Wat als de vondst heel waardevol is? In Bronkhorst ging het om munten die nu zo’n 15.000 euro waard zijn. Ook hier is de wet weer heel simpel, zegt Wispelwey. “De helft van de waarde van de vondst is voor de vinder, de andere helft voor de eigenaar van de grond.”
Volgens regioarcheoloog Wispelwey is het niet zo vanzelfsprekend dat een bouwvakker die iets in huis vindt, ook de helft van de opbrengst krijgt. “Stel dat hij een schilderij van Van Gogh achter de muur vandaan trekt, dan is het nog maar de vraag. Wat dat betreft zijn de regels interpretabel, ja.”
Bovendien gaat het om de helft van de waarde, niet om de helft van de schat. “Je gaat niet zeggen: jij krijgt twintig munten en ik krijg twintig munten. Je moet de schat daarvoor eerst verkopen.”
Gevonden in Bronkhorst: een munt met daarop de afbeelding van Filips II.
Gevonden in Bronkhorst: een munt met daarop de afbeelding van Filips II. © ANP, archief
In het geval van de vondst in Bronkhorst, bracht de gemeente uitkomst door de schat over te nemen. “Die heeft gezegd: we wachten de taxatie af en dan keren wij de vinder en de eigenaar ieder de helft uit”, zegt archeoloog Michel Groothedde van de gemeente Zutphen.

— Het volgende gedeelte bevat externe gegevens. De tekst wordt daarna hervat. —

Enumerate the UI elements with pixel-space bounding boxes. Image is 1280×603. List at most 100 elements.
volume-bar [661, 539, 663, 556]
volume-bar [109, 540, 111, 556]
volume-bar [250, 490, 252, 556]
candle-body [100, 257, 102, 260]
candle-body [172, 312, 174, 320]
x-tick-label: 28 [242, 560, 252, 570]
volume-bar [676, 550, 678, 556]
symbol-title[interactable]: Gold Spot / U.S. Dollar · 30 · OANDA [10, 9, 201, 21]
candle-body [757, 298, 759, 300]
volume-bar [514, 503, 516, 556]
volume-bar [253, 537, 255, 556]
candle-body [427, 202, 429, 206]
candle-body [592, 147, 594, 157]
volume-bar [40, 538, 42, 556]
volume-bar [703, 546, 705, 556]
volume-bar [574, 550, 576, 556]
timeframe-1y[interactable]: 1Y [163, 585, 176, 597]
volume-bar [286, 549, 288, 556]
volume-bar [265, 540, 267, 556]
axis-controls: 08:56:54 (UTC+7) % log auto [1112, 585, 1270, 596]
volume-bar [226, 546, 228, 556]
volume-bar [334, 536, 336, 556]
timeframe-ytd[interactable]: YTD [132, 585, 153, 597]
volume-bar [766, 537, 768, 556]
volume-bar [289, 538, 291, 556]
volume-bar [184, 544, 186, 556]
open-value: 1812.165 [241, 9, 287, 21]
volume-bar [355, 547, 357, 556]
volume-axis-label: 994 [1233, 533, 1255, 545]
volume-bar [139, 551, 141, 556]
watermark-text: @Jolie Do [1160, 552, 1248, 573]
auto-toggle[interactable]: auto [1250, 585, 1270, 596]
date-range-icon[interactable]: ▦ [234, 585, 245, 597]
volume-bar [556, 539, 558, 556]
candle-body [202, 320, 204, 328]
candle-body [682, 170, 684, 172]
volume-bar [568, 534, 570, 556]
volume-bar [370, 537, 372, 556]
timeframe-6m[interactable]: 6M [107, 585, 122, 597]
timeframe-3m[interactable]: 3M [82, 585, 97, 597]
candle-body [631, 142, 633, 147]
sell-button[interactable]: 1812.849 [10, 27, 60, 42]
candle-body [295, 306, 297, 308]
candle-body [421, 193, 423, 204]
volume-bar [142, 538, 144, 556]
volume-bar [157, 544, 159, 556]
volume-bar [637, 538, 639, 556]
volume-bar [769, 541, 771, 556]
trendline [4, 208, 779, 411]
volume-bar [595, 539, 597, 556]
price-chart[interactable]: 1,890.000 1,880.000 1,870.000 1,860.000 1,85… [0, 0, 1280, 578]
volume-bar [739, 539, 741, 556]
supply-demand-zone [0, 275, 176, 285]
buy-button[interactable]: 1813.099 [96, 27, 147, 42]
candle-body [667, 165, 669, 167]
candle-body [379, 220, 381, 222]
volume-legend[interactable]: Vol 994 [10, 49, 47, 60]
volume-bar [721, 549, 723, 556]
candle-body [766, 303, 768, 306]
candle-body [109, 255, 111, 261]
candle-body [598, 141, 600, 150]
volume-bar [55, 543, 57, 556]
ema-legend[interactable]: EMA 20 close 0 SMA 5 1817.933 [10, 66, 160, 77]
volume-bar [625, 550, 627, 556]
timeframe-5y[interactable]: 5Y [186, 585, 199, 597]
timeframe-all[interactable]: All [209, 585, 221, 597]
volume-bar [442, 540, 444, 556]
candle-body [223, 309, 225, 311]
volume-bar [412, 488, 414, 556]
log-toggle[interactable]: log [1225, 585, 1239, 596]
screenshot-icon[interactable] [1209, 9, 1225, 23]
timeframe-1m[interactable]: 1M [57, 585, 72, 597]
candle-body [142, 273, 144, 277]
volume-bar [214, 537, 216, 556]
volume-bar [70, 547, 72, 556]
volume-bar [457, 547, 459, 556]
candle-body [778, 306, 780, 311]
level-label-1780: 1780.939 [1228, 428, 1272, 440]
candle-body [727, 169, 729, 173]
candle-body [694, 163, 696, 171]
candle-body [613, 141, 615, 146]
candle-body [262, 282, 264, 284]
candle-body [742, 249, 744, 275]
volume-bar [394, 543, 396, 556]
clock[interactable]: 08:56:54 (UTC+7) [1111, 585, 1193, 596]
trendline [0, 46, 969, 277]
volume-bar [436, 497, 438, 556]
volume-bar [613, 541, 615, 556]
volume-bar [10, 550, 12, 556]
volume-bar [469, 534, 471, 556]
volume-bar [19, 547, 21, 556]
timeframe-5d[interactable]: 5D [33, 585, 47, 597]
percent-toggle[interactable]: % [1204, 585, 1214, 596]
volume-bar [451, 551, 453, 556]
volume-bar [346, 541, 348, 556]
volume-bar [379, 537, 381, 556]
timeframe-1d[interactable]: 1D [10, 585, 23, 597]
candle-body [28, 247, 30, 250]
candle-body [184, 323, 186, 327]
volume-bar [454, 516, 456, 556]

Fiftyfifty, dus. “Of het geld dan voor de bouwvakker is of voor de aannemer waarvoor hij werkte, is een discussie die ze zelf moeten voeren”, vult Wispelwey aan.
En nabestaanden dan, hebben die nog ergens recht op? “Het gebeurt eigenlijk nooit dat die worden opgespoord. Het is ook heel moeilijk om als nabestaande aan te tonen dat jouw voorvader de munten onder de vloer heeft verstopt. Bovendien: als het huis is verkocht, gaat niet alleen het behang mee, maar ook de schat. Als je het vergeten bent mee te nemen, dan is dat jammer.” Voor oorlogskunst of koloniale schatten gelden wel andere regels.
Dit soort verhalen geven kleur aan het leven
Volgens de archeologen is de vondst in de woning aan de Bovenstraat in Bronkhorst uniek. Groothedde heeft zoiets ‘in dertig jaar nooit meegemaakt’. “Je vindt weleens een gouden ring met een naam erin in het bos, maar zo’n muntschat is echt zeldzaam”, zegt Wispelwey. “Misschien dat zoiets één keer per jaar voorkomt. Dit soort verhalen geven kleur aan het leven.”